Click on the links below to hear each song in its entirety.
- Ology – The Black Math Experiment
This playful song was released in 2006 by the Houston based alternative pop band The Black Math Experiment. It makes math fun again. Okay, maybe not “again,” but it makes math fun at least while you’re listening to this song.
“God is the center of the universe
A super intelligent purple
Purple is the red from the green’s point of view
From here we can see that…”
- Grandpa’s Interview – Neil Young and Crazy Horse
This song, released in 2003, is a self-contained narrative within the larger narrative of the album “Greendale.” Musically, this tune is like a long effective massage, with its hypnotic guitar and percussion which draw you into the tale being intricately woven by a great storyteller. Lyrically, it spins a story of a colorful family of characters you may feel you already know. As an added layer, “Grandpa’s Interview” takes some critical jabs at what has become the sensationalized TV news media culture.
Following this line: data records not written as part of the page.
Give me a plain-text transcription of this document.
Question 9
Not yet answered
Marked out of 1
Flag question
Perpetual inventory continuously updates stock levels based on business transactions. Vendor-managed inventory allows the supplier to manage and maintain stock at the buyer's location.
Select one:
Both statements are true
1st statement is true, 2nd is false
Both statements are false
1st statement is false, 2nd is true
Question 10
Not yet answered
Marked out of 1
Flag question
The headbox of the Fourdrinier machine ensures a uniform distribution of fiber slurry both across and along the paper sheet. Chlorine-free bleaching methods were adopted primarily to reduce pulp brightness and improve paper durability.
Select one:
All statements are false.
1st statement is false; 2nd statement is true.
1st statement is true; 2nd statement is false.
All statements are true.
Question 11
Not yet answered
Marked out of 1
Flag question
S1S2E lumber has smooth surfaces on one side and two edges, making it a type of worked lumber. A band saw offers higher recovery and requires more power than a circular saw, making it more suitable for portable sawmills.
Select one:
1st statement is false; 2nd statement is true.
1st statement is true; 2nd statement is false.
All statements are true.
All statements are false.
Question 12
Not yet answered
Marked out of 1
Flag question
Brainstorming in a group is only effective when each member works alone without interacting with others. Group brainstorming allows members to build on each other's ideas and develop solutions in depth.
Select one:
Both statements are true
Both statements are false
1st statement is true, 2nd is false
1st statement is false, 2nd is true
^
“It ain’t an honor to be on TV.
It ain’t a duty either.
The only good thing about TV
is shows like ‘Leave it to Beaver.’
Shows with love and affection,
Like Mama used to say
A little Mayberry living
Can go a long way.”
- The Ballad of Dennis Hopper and Harry Dean – Farm Dogs
They may not have had top billing throughout their film careers, but Dennis Hopper and Harry Dean Stanton get it here. This song, released in 1996, is a well deserved, long overdue musical tribute reel for two of the most underrated rebel/outlaw cinema legends of all time. The band Farm Dogs which includes Bernie Taupin, former songwriting collaborator of Elton John, provides a who’s who musical resume for the two film icons.
“And while money and crap go hand in hand
And bigger is better is the law of the land
There’s still some men with guts and roots
Who can sniff out a weasel in a three-piece suit”
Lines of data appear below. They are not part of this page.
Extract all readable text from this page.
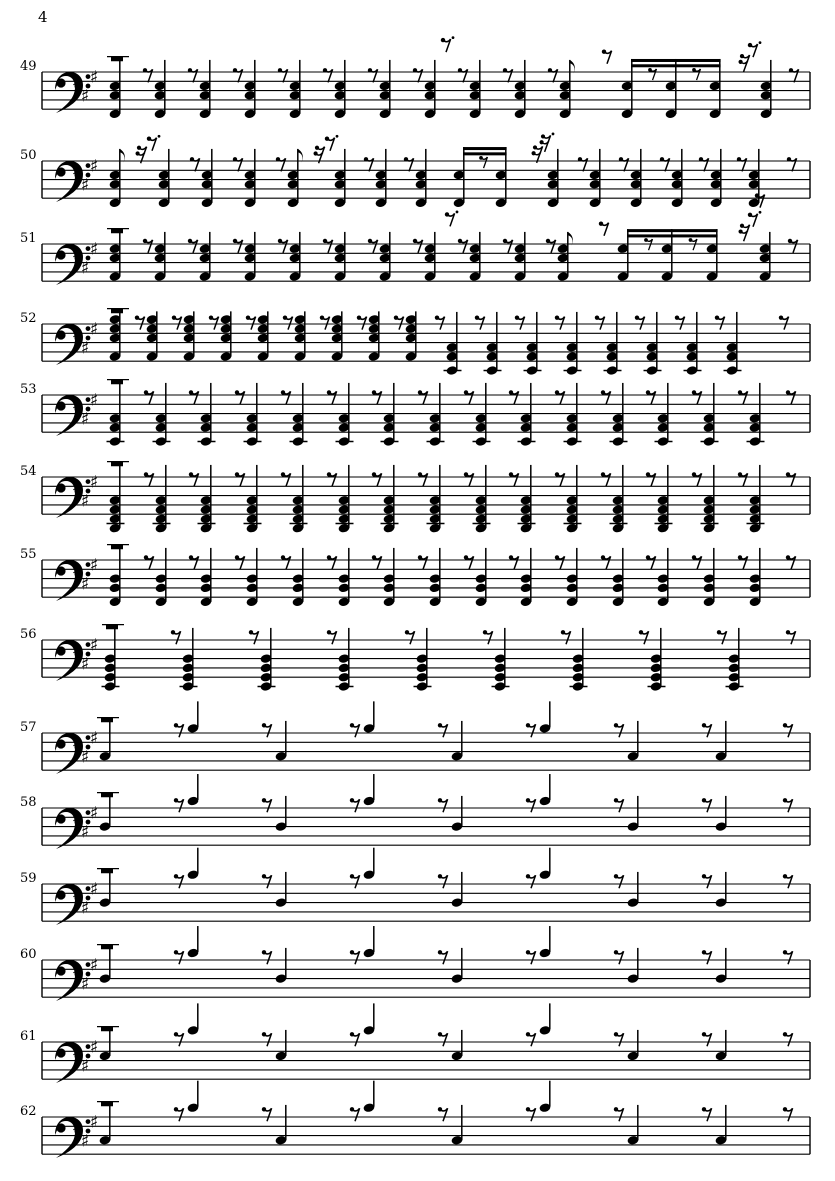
4
49
♯
♯
♯
50
♯
♯
♯
51
♯
♯
♯
52
♯
♯
♯
53
♯
♯
♯
54
♯
♯
♯
55
♯
♯
♯
56
♯
♯
♯
57
♯
♯
♯
58
♯
♯
♯
59
♯
♯
♯
60
♯
♯
♯
61
♯
♯
♯
62
♯
♯
♯
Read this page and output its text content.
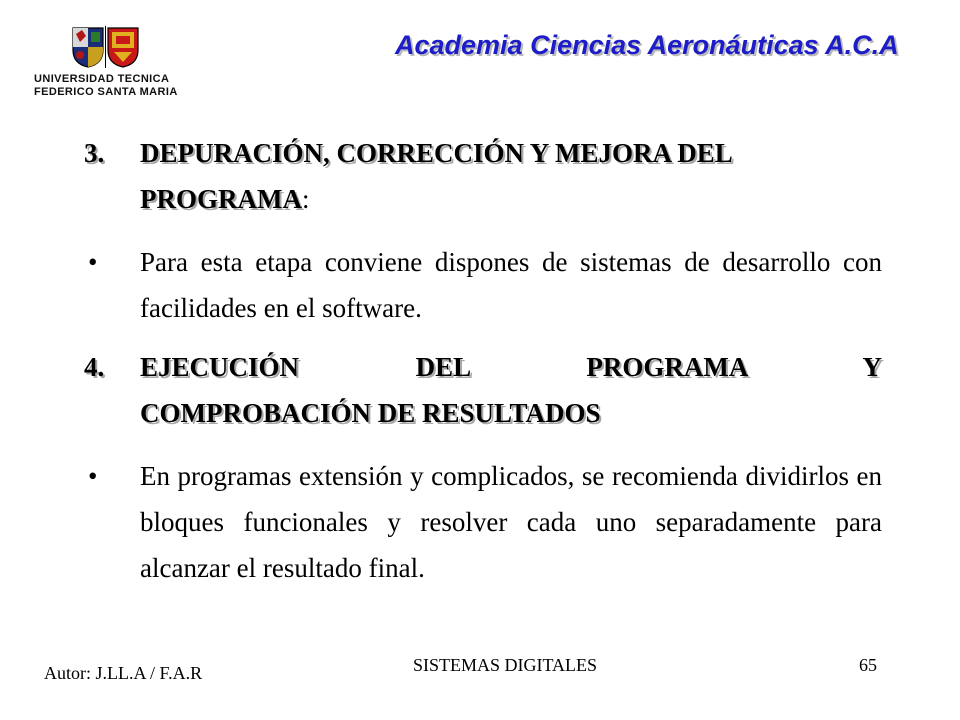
UNIVERSIDAD TECNICA
FEDERICO SANTA MARIA
Academia Ciencias Aeronáuticas A.C.A
3. DEPURACIÓN, CORRECCIÓN Y MEJORA DEL
PROGRAMA:
• Para esta etapa conviene dispones de sistemas de desarrollo con facilidades en el software.
4. EJECUCIÓN DEL PROGRAMA Y
COMPROBACIÓN DE RESULTADOS
• En programas extensión y complicados, se recomienda dividirlos en bloques funcionales y resolver cada uno separadamente para alcanzar el resultado final.
Autor: J.LL.A / F.A.R	SISTEMAS DIGITALES	65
- Drunken Angel – Lucinda Williams
This ode to a lost musician was released in 1998. It’s about a song writing friend of Williams named Blaze Foley. Foley died after being shot during a senseless argument. Despite the circumstances surrounding Foley’s demise, the vivid imagery of this song conjures up the many musicians who have been consumed by the trappings of the music business and the fame that can come with it.
“Some kind of savior singing the blues
A derelict in your duct tape shoes
Your orphan clothes and your long dark hair
Looking like you didn’t care, drunken angel
Blood spilled out from the hole in your heart
Over the strings of your guitar
The worn down places in the wood
The ones that made you feel so good“
- Shivers – Divine Fits
Former members of the bands Spoon, Wolf Parade, Handsome Furs, and New Bomb Turks formed the band Divine Fits and released this song in 2012. “Shivers” is an uneasy, but likeable rock and roll tune that exposes the toll taken by remaining in an unhealthy relationship when all logical signs suggest ending it.
“And my baby’s so vain
She’s almost a mirror
And the sound of her name
Sends a permanent shiver
Down my spine”
If you like the songs above, share them with your friends. If these songs aren’t what you‘re looking for, maybe they will spark a fire in you to find music you like better.
If you want to explore the uncharted musical terrain, there are more than enough resources available to satisfy even the most discriminating and eclectic musical tastes. As a starting point, there’s listener sponsored radio like KPFT 90.1 FM here in Houston. This means no advertisers and no corporate influence on the playlists – only music picked by people in the local community for the people in the local community. There’s listener sponsored Internet radio like radioparadise.com, a free global platform of diverse music. There’s also the ubiquitous YouTube where you can find almost any music from popular bands to unsigned bands not even on the radar. Regardless of where you search for great music, remember to share your discoveries with others. Music is better when it’s shared, so always play it forward.